Similar behavior with ATI hardware, whew.
HAWX is a combat flight simulator that also doubles as a great DX10 benchmark. I ran the DX10 version of the game with all settings at their highest values with the exception of Ambient Occlusion, which was set to "low".
This is another one of those games where the Phenom II pulls ahead of the Nehalem processors even at a supposedly GPU-bound 2560 x 1600 resolution. The advantage isn't huge, about 7% but the Core 2 Quad gives us some indication as to what's going on. The Q9450 actually beats everything here - perhaps it's a large L2 thing? Now look at what happens with a Radeon HD 4890:
The Core 2 Quad still does better than everything else, but pretty much everything converges at the same point. The Phenom II advantage seems to disappear. So far we have HAWX and FarCry 2 exhibiting this behavior. Mental note, next benchmark please.
Our final test is Battleforge, a free to play online card based RTS. I ran with all settings maxed out:
Here we see the opposite happening - the Phenom II X4 965 BE is far slower than anything else at 1680 x 1050. As expected, all CPUs tend to converge at the same point if you crank the resolution up high enough.

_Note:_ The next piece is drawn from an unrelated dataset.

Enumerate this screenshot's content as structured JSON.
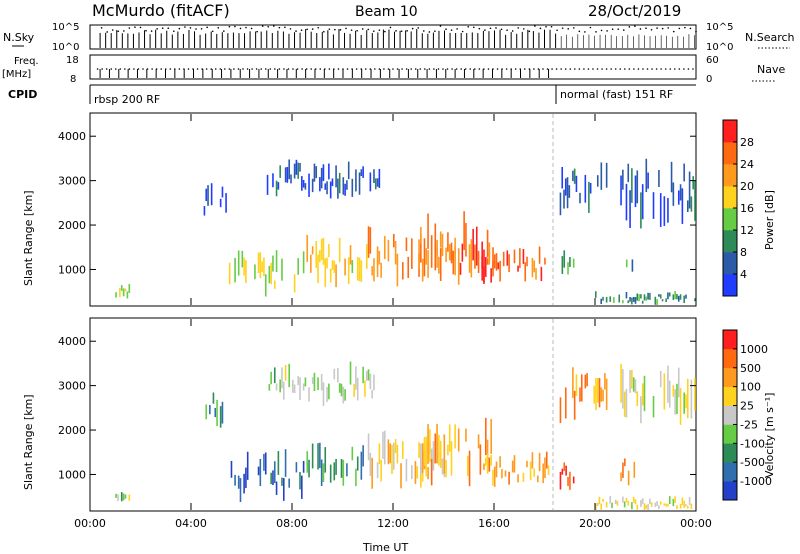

Switch graphics cards and the AMD disadvantage actually disappears. It's the opposite of what we've been seeing in games like FarCry 2 and HAWX where switching to an AMD GPU causes the AMD advantage to disappear.

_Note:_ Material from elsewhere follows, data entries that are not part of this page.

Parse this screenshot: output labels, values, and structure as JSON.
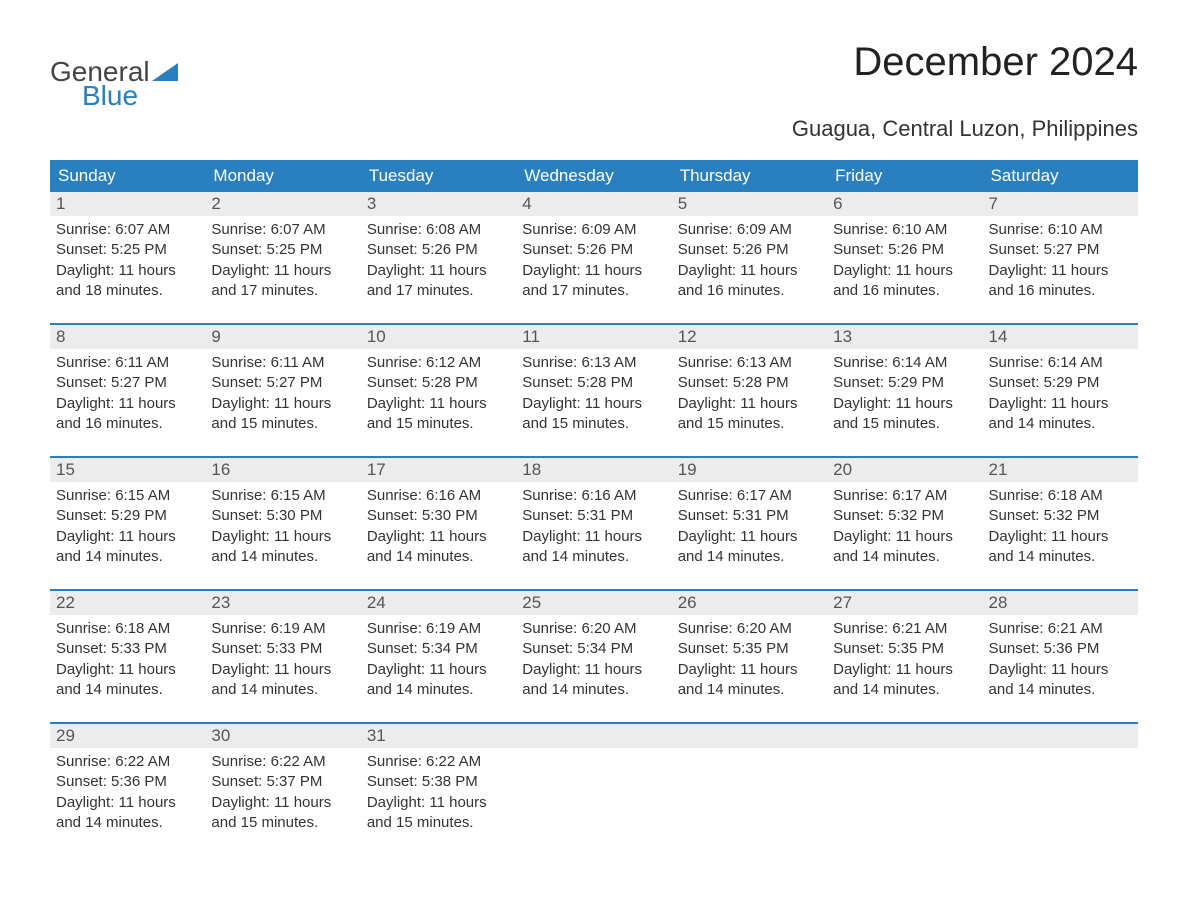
{
  "logo": {
    "part1": "General",
    "part2": "Blue"
  },
  "title": "December 2024",
  "subtitle": "Guagua, Central Luzon, Philippines",
  "colors": {
    "header_bg": "#2a7fbf",
    "header_text": "#ffffff",
    "daynum_bg": "#ececec",
    "daynum_text": "#555555",
    "body_text": "#333333",
    "row_divider": "#2a7fbf",
    "page_bg": "#ffffff",
    "logo_gray": "#444444",
    "logo_blue": "#2a7fbf"
  },
  "weekdays": [
    "Sunday",
    "Monday",
    "Tuesday",
    "Wednesday",
    "Thursday",
    "Friday",
    "Saturday"
  ],
  "layout": {
    "columns": 7,
    "rows": 5
  },
  "days": [
    {
      "n": "1",
      "sunrise": "Sunrise: 6:07 AM",
      "sunset": "Sunset: 5:25 PM",
      "daylight1": "Daylight: 11 hours",
      "daylight2": "and 18 minutes."
    },
    {
      "n": "2",
      "sunrise": "Sunrise: 6:07 AM",
      "sunset": "Sunset: 5:25 PM",
      "daylight1": "Daylight: 11 hours",
      "daylight2": "and 17 minutes."
    },
    {
      "n": "3",
      "sunrise": "Sunrise: 6:08 AM",
      "sunset": "Sunset: 5:26 PM",
      "daylight1": "Daylight: 11 hours",
      "daylight2": "and 17 minutes."
    },
    {
      "n": "4",
      "sunrise": "Sunrise: 6:09 AM",
      "sunset": "Sunset: 5:26 PM",
      "daylight1": "Daylight: 11 hours",
      "daylight2": "and 17 minutes."
    },
    {
      "n": "5",
      "sunrise": "Sunrise: 6:09 AM",
      "sunset": "Sunset: 5:26 PM",
      "daylight1": "Daylight: 11 hours",
      "daylight2": "and 16 minutes."
    },
    {
      "n": "6",
      "sunrise": "Sunrise: 6:10 AM",
      "sunset": "Sunset: 5:26 PM",
      "daylight1": "Daylight: 11 hours",
      "daylight2": "and 16 minutes."
    },
    {
      "n": "7",
      "sunrise": "Sunrise: 6:10 AM",
      "sunset": "Sunset: 5:27 PM",
      "daylight1": "Daylight: 11 hours",
      "daylight2": "and 16 minutes."
    },
    {
      "n": "8",
      "sunrise": "Sunrise: 6:11 AM",
      "sunset": "Sunset: 5:27 PM",
      "daylight1": "Daylight: 11 hours",
      "daylight2": "and 16 minutes."
    },
    {
      "n": "9",
      "sunrise": "Sunrise: 6:11 AM",
      "sunset": "Sunset: 5:27 PM",
      "daylight1": "Daylight: 11 hours",
      "daylight2": "and 15 minutes."
    },
    {
      "n": "10",
      "sunrise": "Sunrise: 6:12 AM",
      "sunset": "Sunset: 5:28 PM",
      "daylight1": "Daylight: 11 hours",
      "daylight2": "and 15 minutes."
    },
    {
      "n": "11",
      "sunrise": "Sunrise: 6:13 AM",
      "sunset": "Sunset: 5:28 PM",
      "daylight1": "Daylight: 11 hours",
      "daylight2": "and 15 minutes."
    },
    {
      "n": "12",
      "sunrise": "Sunrise: 6:13 AM",
      "sunset": "Sunset: 5:28 PM",
      "daylight1": "Daylight: 11 hours",
      "daylight2": "and 15 minutes."
    },
    {
      "n": "13",
      "sunrise": "Sunrise: 6:14 AM",
      "sunset": "Sunset: 5:29 PM",
      "daylight1": "Daylight: 11 hours",
      "daylight2": "and 15 minutes."
    },
    {
      "n": "14",
      "sunrise": "Sunrise: 6:14 AM",
      "sunset": "Sunset: 5:29 PM",
      "daylight1": "Daylight: 11 hours",
      "daylight2": "and 14 minutes."
    },
    {
      "n": "15",
      "sunrise": "Sunrise: 6:15 AM",
      "sunset": "Sunset: 5:29 PM",
      "daylight1": "Daylight: 11 hours",
      "daylight2": "and 14 minutes."
    },
    {
      "n": "16",
      "sunrise": "Sunrise: 6:15 AM",
      "sunset": "Sunset: 5:30 PM",
      "daylight1": "Daylight: 11 hours",
      "daylight2": "and 14 minutes."
    },
    {
      "n": "17",
      "sunrise": "Sunrise: 6:16 AM",
      "sunset": "Sunset: 5:30 PM",
      "daylight1": "Daylight: 11 hours",
      "daylight2": "and 14 minutes."
    },
    {
      "n": "18",
      "sunrise": "Sunrise: 6:16 AM",
      "sunset": "Sunset: 5:31 PM",
      "daylight1": "Daylight: 11 hours",
      "daylight2": "and 14 minutes."
    },
    {
      "n": "19",
      "sunrise": "Sunrise: 6:17 AM",
      "sunset": "Sunset: 5:31 PM",
      "daylight1": "Daylight: 11 hours",
      "daylight2": "and 14 minutes."
    },
    {
      "n": "20",
      "sunrise": "Sunrise: 6:17 AM",
      "sunset": "Sunset: 5:32 PM",
      "daylight1": "Daylight: 11 hours",
      "daylight2": "and 14 minutes."
    },
    {
      "n": "21",
      "sunrise": "Sunrise: 6:18 AM",
      "sunset": "Sunset: 5:32 PM",
      "daylight1": "Daylight: 11 hours",
      "daylight2": "and 14 minutes."
    },
    {
      "n": "22",
      "sunrise": "Sunrise: 6:18 AM",
      "sunset": "Sunset: 5:33 PM",
      "daylight1": "Daylight: 11 hours",
      "daylight2": "and 14 minutes."
    },
    {
      "n": "23",
      "sunrise": "Sunrise: 6:19 AM",
      "sunset": "Sunset: 5:33 PM",
      "daylight1": "Daylight: 11 hours",
      "daylight2": "and 14 minutes."
    },
    {
      "n": "24",
      "sunrise": "Sunrise: 6:19 AM",
      "sunset": "Sunset: 5:34 PM",
      "daylight1": "Daylight: 11 hours",
      "daylight2": "and 14 minutes."
    },
    {
      "n": "25",
      "sunrise": "Sunrise: 6:20 AM",
      "sunset": "Sunset: 5:34 PM",
      "daylight1": "Daylight: 11 hours",
      "daylight2": "and 14 minutes."
    },
    {
      "n": "26",
      "sunrise": "Sunrise: 6:20 AM",
      "sunset": "Sunset: 5:35 PM",
      "daylight1": "Daylight: 11 hours",
      "daylight2": "and 14 minutes."
    },
    {
      "n": "27",
      "sunrise": "Sunrise: 6:21 AM",
      "sunset": "Sunset: 5:35 PM",
      "daylight1": "Daylight: 11 hours",
      "daylight2": "and 14 minutes."
    },
    {
      "n": "28",
      "sunrise": "Sunrise: 6:21 AM",
      "sunset": "Sunset: 5:36 PM",
      "daylight1": "Daylight: 11 hours",
      "daylight2": "and 14 minutes."
    },
    {
      "n": "29",
      "sunrise": "Sunrise: 6:22 AM",
      "sunset": "Sunset: 5:36 PM",
      "daylight1": "Daylight: 11 hours",
      "daylight2": "and 14 minutes."
    },
    {
      "n": "30",
      "sunrise": "Sunrise: 6:22 AM",
      "sunset": "Sunset: 5:37 PM",
      "daylight1": "Daylight: 11 hours",
      "daylight2": "and 15 minutes."
    },
    {
      "n": "31",
      "sunrise": "Sunrise: 6:22 AM",
      "sunset": "Sunset: 5:38 PM",
      "daylight1": "Daylight: 11 hours",
      "daylight2": "and 15 minutes."
    }
  ]
}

What can we conclude from all of this data? Not much unfortunately. There are a couple of certainties:
1) Even at relatively stressful GPU settings, 1680 x 1050 with 4X AA enabled, some games are still CPU bound. The next-generation of DX11 GPUs will make this even more true.
2) Gaming performance isn't totally clean cut between all of these CPUs. There are situations where Nehalem is faster, Penryn is faster or Phenom II is faster. The trend appears to be that Nehalem is generally the fastest, followed by Phenom II and only rarely does the Core 2 Quad end up on top.
How do I explain the odd behavior that we've seen in some of these games? Honestly, I'm not sure if there's any one explanation. What appears to happen is a perfect storm of CPU power, GPU power, GPU drivers, cache sizes, clock speeds and instruction mix. In some cases it looks to be cache related as the Core 2 and Phenom II both do very well and have a noticeably larger L2 than Nehalem, but in other cases it's much more difficult to explain by any one variable. The fact that the situation changes almost entirely when switching to ATI hardware is what makes me believe the GPU driver is playing some role in all of this.
Ultimately it's not a big (or consistent) enough of an issue to get too worked up about, but it's definitely something real and not just a figment of testbed imagination. I've shared all of my data with hopes of figuring out exactly what's going on, but as I mentioned in my Lynnfield review - not all applications/games are going to play out the same way. I'll update you if I do find anything out.